# Mouse think I smell



## soremi (Aug 18, 2017)

Hi I got two females, wild mouse and a fancy mouse. Long story short during the introduction process fancy mouse was perfectly happy with my smell but after setting her with other mouse my hands are hmm repulsive to her. I know animal behaviour change after setting hierarchy but I didn't see anything like this before. When the mouse is outside the cage she is hanging near me, and she rather won't go on other places than my shoulders, laps, hands etc. ( I assumed I am her safe space or bodyguard) When she is outside my hands are not a problem. But when I put hands in the cage and she goes near my fingers she flinch, close her eyes and turn her head or go away. Still she can go on my wrists in cage. When I give a treat to my wild mouse she is totally cool with my fingers, eat happily natural yoghurt from them or eat seeds from my hand. And fancy mouse go near us and try to break her disgust? and try to figure out with her eyes closed if the smell is worth the taste I guess. Sometimes when I got veggies pieces she kind of push wild mouse to take a piece for her and wild mouse take piece, give her and go back to my hand ( they don't have food conflict since they like other tastes). Only moments when fancy mouse eat from my hand is when I literally put whole hand to yoghurt and then she licks it with her eyes closed and weird face expressions. I decided to let it go for some time but yesterday a complete stranger to my mice want to meet them and put his hand to feed them and fancy mouse totally take and eat food from a person she saw first time in her life. It pissed me off a little. I don't use hand cream/nail polish when I interact with mouse, my hands don't sweat, I can't say I got some specific body odour, other animals don't mind my smell and I wonder what happen to this mouse.

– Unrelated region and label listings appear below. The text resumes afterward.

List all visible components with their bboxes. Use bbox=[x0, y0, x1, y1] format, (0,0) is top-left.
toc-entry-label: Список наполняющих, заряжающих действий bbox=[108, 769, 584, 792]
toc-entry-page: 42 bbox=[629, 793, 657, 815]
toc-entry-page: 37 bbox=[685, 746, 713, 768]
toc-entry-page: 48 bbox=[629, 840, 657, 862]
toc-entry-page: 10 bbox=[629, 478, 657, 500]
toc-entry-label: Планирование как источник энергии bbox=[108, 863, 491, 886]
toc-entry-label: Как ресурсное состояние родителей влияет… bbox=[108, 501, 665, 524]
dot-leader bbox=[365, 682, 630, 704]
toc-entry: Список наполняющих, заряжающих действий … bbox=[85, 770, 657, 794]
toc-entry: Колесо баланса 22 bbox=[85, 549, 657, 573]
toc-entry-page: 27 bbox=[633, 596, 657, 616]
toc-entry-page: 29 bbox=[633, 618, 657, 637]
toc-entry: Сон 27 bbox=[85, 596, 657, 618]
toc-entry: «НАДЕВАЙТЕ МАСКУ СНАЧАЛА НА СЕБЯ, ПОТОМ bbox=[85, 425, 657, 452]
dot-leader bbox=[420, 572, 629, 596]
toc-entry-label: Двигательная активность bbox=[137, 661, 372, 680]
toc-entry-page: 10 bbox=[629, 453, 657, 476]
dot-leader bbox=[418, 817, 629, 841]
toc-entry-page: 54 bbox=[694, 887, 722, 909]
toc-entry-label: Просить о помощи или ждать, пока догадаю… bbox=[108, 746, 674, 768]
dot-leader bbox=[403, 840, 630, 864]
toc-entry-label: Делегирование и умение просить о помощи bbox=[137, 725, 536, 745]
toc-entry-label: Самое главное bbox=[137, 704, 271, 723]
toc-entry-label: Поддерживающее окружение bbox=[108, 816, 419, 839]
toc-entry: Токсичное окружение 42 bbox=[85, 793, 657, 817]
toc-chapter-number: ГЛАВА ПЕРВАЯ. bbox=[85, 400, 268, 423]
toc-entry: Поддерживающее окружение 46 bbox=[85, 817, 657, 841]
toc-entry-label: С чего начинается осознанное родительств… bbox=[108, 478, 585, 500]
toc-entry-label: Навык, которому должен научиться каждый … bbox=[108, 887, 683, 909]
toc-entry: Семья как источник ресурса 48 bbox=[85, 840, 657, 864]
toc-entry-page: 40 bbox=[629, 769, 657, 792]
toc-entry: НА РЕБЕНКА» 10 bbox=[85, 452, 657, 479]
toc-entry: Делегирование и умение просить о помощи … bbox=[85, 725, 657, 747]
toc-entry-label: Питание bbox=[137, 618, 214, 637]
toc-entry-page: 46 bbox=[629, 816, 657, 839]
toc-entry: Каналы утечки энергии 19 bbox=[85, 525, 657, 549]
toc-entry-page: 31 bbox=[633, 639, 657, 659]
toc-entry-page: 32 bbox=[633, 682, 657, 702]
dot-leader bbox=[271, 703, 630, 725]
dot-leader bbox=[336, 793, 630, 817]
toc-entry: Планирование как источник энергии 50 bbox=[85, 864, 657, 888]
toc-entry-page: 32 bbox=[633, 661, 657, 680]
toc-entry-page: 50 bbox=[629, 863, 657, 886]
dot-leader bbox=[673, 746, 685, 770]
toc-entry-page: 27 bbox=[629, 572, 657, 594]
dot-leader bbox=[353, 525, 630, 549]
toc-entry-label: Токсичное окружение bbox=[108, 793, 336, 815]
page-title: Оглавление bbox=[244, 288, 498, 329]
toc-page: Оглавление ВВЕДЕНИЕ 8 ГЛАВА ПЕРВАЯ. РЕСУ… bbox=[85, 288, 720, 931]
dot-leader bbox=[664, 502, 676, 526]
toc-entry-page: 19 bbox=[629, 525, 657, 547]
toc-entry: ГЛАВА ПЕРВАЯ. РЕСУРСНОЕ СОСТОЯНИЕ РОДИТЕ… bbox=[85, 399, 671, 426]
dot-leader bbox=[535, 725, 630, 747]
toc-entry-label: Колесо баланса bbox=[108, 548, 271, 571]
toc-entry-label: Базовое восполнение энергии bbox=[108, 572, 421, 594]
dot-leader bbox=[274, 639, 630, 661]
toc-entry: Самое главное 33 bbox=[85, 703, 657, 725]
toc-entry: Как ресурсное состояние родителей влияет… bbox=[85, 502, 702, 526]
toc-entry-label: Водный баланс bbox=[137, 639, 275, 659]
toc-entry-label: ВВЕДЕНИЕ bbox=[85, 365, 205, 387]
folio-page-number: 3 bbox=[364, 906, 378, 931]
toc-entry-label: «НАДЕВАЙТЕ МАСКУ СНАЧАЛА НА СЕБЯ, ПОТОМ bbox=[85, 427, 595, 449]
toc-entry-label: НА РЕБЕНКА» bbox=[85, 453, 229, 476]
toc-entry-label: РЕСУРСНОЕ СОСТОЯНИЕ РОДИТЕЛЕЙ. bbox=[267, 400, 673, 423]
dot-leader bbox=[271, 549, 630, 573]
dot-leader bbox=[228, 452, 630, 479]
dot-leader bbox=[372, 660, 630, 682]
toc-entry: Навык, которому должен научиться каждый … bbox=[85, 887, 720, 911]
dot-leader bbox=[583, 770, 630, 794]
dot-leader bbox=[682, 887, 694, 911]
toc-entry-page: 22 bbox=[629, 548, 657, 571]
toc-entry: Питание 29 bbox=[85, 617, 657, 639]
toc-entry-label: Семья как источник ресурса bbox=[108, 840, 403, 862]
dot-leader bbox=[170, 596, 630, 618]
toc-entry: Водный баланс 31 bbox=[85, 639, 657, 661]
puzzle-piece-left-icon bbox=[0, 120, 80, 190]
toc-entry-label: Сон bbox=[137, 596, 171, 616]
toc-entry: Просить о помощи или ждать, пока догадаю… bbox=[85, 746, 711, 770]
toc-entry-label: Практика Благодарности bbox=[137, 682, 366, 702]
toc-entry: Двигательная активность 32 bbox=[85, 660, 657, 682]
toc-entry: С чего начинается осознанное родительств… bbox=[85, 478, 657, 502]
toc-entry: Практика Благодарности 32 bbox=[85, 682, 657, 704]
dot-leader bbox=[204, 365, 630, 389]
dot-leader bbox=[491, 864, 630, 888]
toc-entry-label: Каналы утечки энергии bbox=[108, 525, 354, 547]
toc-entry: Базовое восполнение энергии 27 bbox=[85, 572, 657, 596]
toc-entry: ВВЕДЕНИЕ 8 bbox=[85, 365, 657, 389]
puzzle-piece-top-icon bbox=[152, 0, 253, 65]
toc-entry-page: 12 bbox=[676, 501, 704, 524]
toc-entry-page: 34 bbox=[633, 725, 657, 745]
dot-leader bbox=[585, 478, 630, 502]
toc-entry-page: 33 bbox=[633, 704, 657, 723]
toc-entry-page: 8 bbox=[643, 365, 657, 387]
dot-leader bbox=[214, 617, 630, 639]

Once I even put my hand totally smelling like tomatoes after cooking (she love tomatoes) and she still flinch, closed her eyes and turn around. I can live with it, left her treats in cage (although sometimes I see she behaves like it still smells like me - close eyes, flinch but then finally take it...). I didn't see this kind behaviour on forum (usually the smell is human problem, trying to deal with bedding). I wonder if anyone has this problem before?


----------



## GitaBooks (Aug 31, 2015)

It doesn't sound like it is the smell that is bothering the mouse, but rather a reaction to the hierarchy it has established with you. Perhaps your mouse is just being submissive? I'm not a mouse behavior expert, but most animals don't respond to smells with disgust unless it is very strong, like a skunk.


----------